誰もいないバッティングセンターでディルタイをそろそろと読んだ感想(8)

2023年10月30日 | 日記と読書
 今日は久しぶりにバッティングセンターに行ってきた。日暮れ時で明かりがまだ点灯していなかったので、最初の20球は探り探りで打った。ただ、久しぶりのわりに、そこそこバットには当たった。照明がついてからの50球はなかなかのもので、芯に当たっていい打球が飛んだのもそこそこあった。しかし、もう少し打っていたら手にまめができていたと思う。薄暗い誰もいないバッティングセンターで、金属バットの音だけが響いていた。

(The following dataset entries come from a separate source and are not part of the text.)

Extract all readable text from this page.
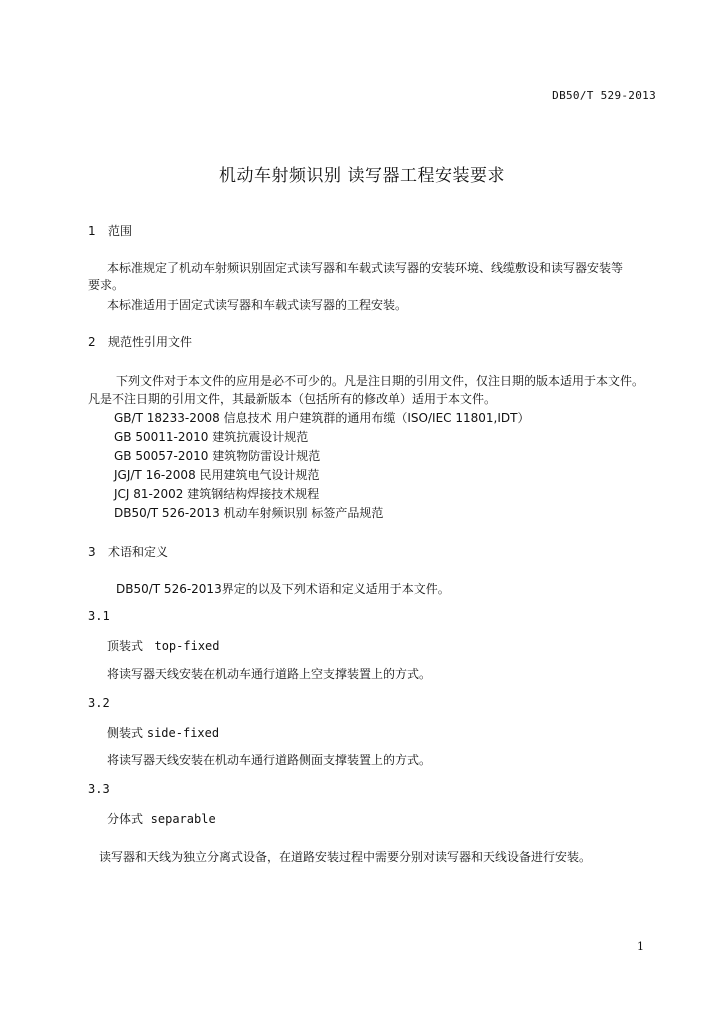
DB50/T 529-2013
机动车射频识别 读写器工程安装要求
1 范围
本标准规定了机动车射频识别固定式读写器和车载式读写器的安装环境、线缆敷设和读写器安装等
要求。
本标准适用于固定式读写器和车载式读写器的工程安装。
2 规范性引用文件
下列文件对于本文件的应用是必不可少的。凡是注日期的引用文件，仅注日期的版本适用于本文件。
凡是不注日期的引用文件，其最新版本（包括所有的修改单）适用于本文件。
GB/T 18233-2008 信息技术 用户建筑群的通用布缆（ISO/IEC 11801,IDT）
GB 50011-2010 建筑抗震设计规范
GB 50057-2010 建筑物防雷设计规范
JGJ/T 16-2008 民用建筑电气设计规范
JCJ 81-2002 建筑钢结构焊接技术规程
DB50/T 526-2013 机动车射频识别 标签产品规范
3 术语和定义
DB50/T 526-2013界定的以及下列术语和定义适用于本文件。
3.1
顶装式 top-fixed
将读写器天线安装在机动车通行道路上空支撑装置上的方式。
3.2
侧装式 side-fixed
将读写器天线安装在机动车通行道路侧面支撑装置上的方式。
3.3
分体式 separable
读写器和天线为独立分离式设备，在道路安装过程中需要分别对读写器和天线设备进行安装。
1
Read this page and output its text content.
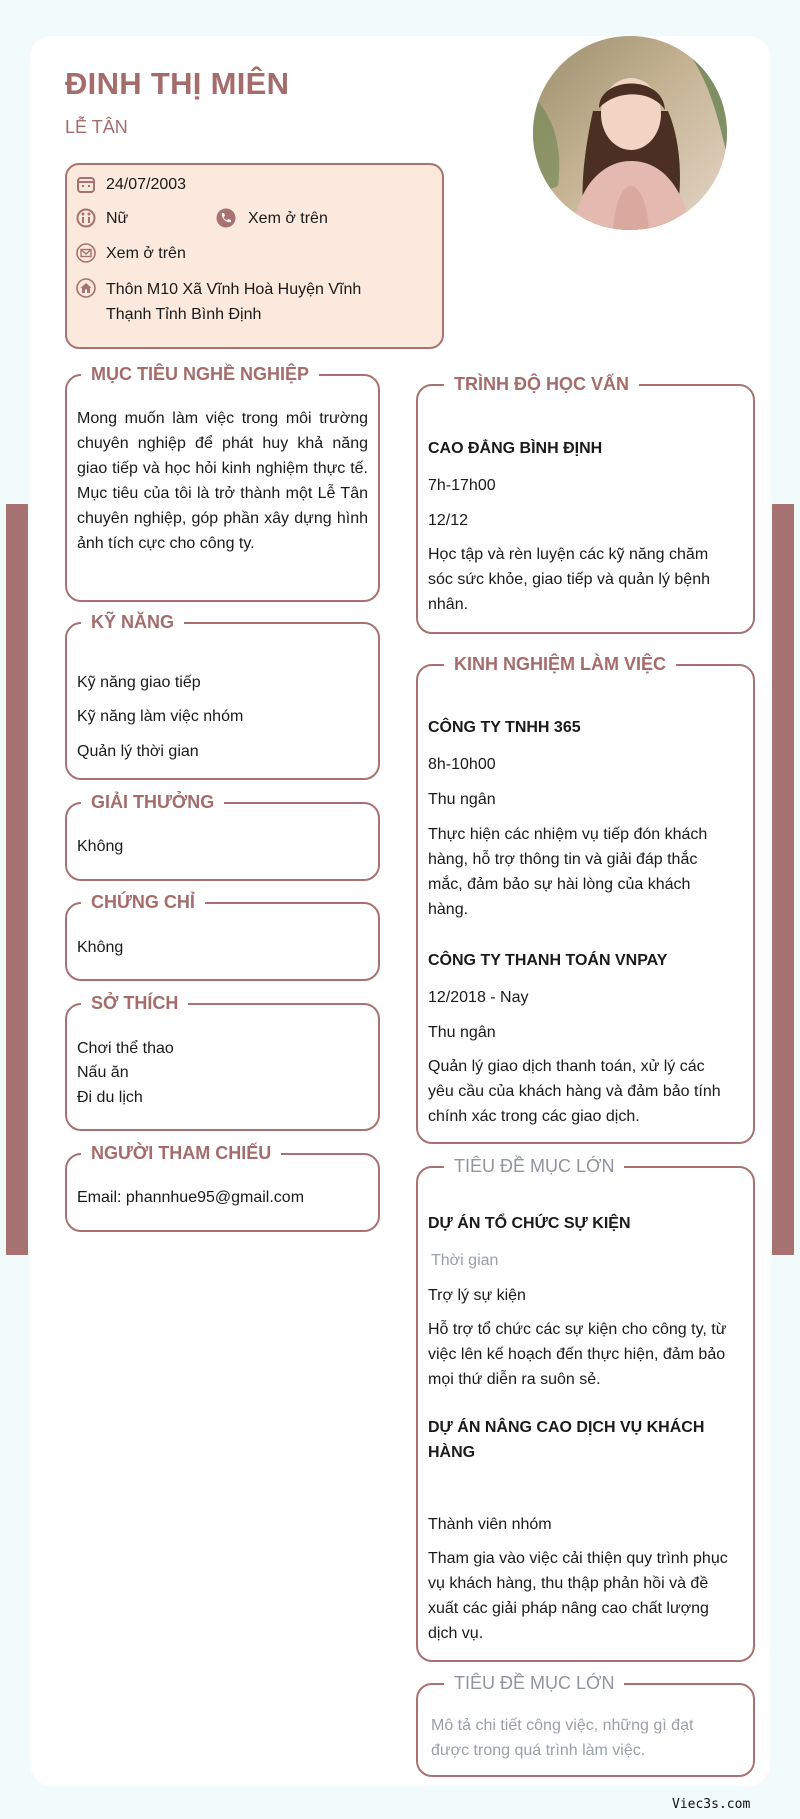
ĐINH THỊ MIÊN
LỄ TÂN
24/07/2003
Nữ	Xem ở trên
Xem ở trên
Thôn M10 Xã Vĩnh Hoà Huyện Vĩnh Thạnh Tỉnh Bình Định
MỤC TIÊU NGHỀ NGHIỆP
Mong muốn làm việc trong môi trường chuyên nghiệp để phát huy khả năng giao tiếp và học hỏi kinh nghiệm thực tế. Mục tiêu của tôi là trở thành một Lễ Tân chuyên nghiệp, góp phần xây dựng hình ảnh tích cực cho công ty.
KỸ NĂNG
Kỹ năng giao tiếp
Kỹ năng làm việc nhóm
Quản lý thời gian
GIẢI THƯỞNG
Không
CHỨNG CHỈ
Không
SỞ THÍCH
Chơi thể thao
Nấu ăn
Đi du lịch
NGƯỜI THAM CHIẾU
Email: phannhue95@gmail.com
TRÌNH ĐỘ HỌC VẤN
CAO ĐẲNG BÌNH ĐỊNH
7h-17h00
12/12
Học tập và rèn luyện các kỹ năng chăm sóc sức khỏe, giao tiếp và quản lý bệnh nhân.
KINH NGHIỆM LÀM VIỆC
CÔNG TY TNHH 365
8h-10h00
Thu ngân
Thực hiện các nhiệm vụ tiếp đón khách hàng, hỗ trợ thông tin và giải đáp thắc mắc, đảm bảo sự hài lòng của khách hàng.
CÔNG TY THANH TOÁN VNPAY
12/2018 - Nay
Thu ngân
Quản lý giao dịch thanh toán, xử lý các yêu cầu của khách hàng và đảm bảo tính chính xác trong các giao dịch.
TIÊU ĐỀ MỤC LỚN
DỰ ÁN TỔ CHỨC SỰ KIỆN
Thời gian
Trợ lý sự kiện
Hỗ trợ tổ chức các sự kiện cho công ty, từ việc lên kế hoạch đến thực hiện, đảm bảo mọi thứ diễn ra suôn sẻ.
DỰ ÁN NÂNG CAO DỊCH VỤ KHÁCH HÀNG
Thành viên nhóm
Tham gia vào việc cải thiện quy trình phục vụ khách hàng, thu thập phản hồi và đề xuất các giải pháp nâng cao chất lượng dịch vụ.
TIÊU ĐỀ MỤC LỚN
Mô tả chi tiết công việc, những gì đạt được trong quá trình làm việc.
Viec3s.com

 帰ってきてニュースを見ていると、ハロウィーンの渋谷の状況を報道していた。見ていて、日本的?で嫌な報道の仕方だなと思う。番組は、ハロウィーンで渋谷に来るのは自粛してくださいという区長の「自粛」要請から始まり、行儀のいいハロウィーン参加者のコメントが流され、ハロウィーンは人に迷惑にならないように楽しみましょう、までの御定まりの結論となって構成されていた。あの番組自体が、管理コントロールの推奨であり、参加者たちも結局、警察を始めとした管理コントロールを喜々として受け入れていくための露払いにしかなっていなかった。仮装しながらわざわざ渋谷まで行って、そこで区長や住人の人の気持ちはよくわかります、ただ騒いだり乱痴気騒ぎするだけの人ではないんです、私たちもそれはいけないと思っていて、ほら、あそこにごみを拾っている人もいます、などなど……のよくあるやり取り、この一連の流れこそが、祭りとか、渋谷のありよう(公園の管理、路上生活者の排除)とか、人々の主体的な行動などを自らで踏みにじっている。インタビューされてコメントする人々は、そしてそれを番組として構成する報道関係者は、人々は管理されていないかのように、渋谷に集まった人々の群れの中には、政治的分裂や貧富の差や暴力性などないかのように、警察といっしょに自分たちの行動自体を管理コントロールする。自分たちのこの一連の行動とコメントこそが、もっとも管理されている状態でありながら、管理を隠蔽(否認)している状態なのだ。むしろ、ごみをしても誰も拾わず、良い大人が酔っ払って管を巻き、警察に注意されても無関心で、もっと殺伐と荒廃しているべきなのである。自分が管理されていることを否認せず、粛々と管理される様子を、ありのままに見せる必要がある。

 ディルタイが「無意識」に触れるところをメモとして引いておこう(『全集第二巻』、「『精神科学序説」第二巻のための完成稿―—第四部から第六部まで」p.129)

《また、意識の事実がこのように確実だということのなかには、意識の事実がもしかすると意識に属さない他の事実に制約されているのかどうか、それゆえ、もしかするとこうした事実の領域の背後には、われわれの意識に達しないためにわれわれには知られないような諸事実の別の秩序をもった背景が見いだされるのかどうか、という点についての決定は含まれない。心理的事実のそのような第二の秩序は、最近のほとんどの心理学研究者たちが想定している諸感覚によっても成り立つだろう。この秩序は、意識の法則に従って記憶に入り込めるような表象が無意識というかたちで存在する、という仮定によって際限なく拡大されるだろう。けれども目下の叙述は、意識の事実のこうした領域に関する諸現象の概念を用いた戯れを事実上終わらせる。こうした事実は私がそれを体験するからこそ存在するわけである。》

 ディルタイは、さしあたり意識が介在できない存在があることを、「無意識」の領域の問題として想定できるとしている。しかし、現実や事実というのは感覚を通して意識を介したものだけが現象するわけだから、「無意識」とは無際限に拡張される「戯れ」でしかないというわけである。つまり、意識に還元できない「記憶」としての「無意識」は想定できるが、ここでは「戯れ」として非本質的なものと見做される。この「無意識」の問題は、フロイトやハイデガー、ラカン、デリダなどに引き継がれ、意識すらをも差異化して構成する、「記憶」としてのエクリチュールの問題につながっていくだろう。あるいは意識には「無」としてしか現れない「存在」として。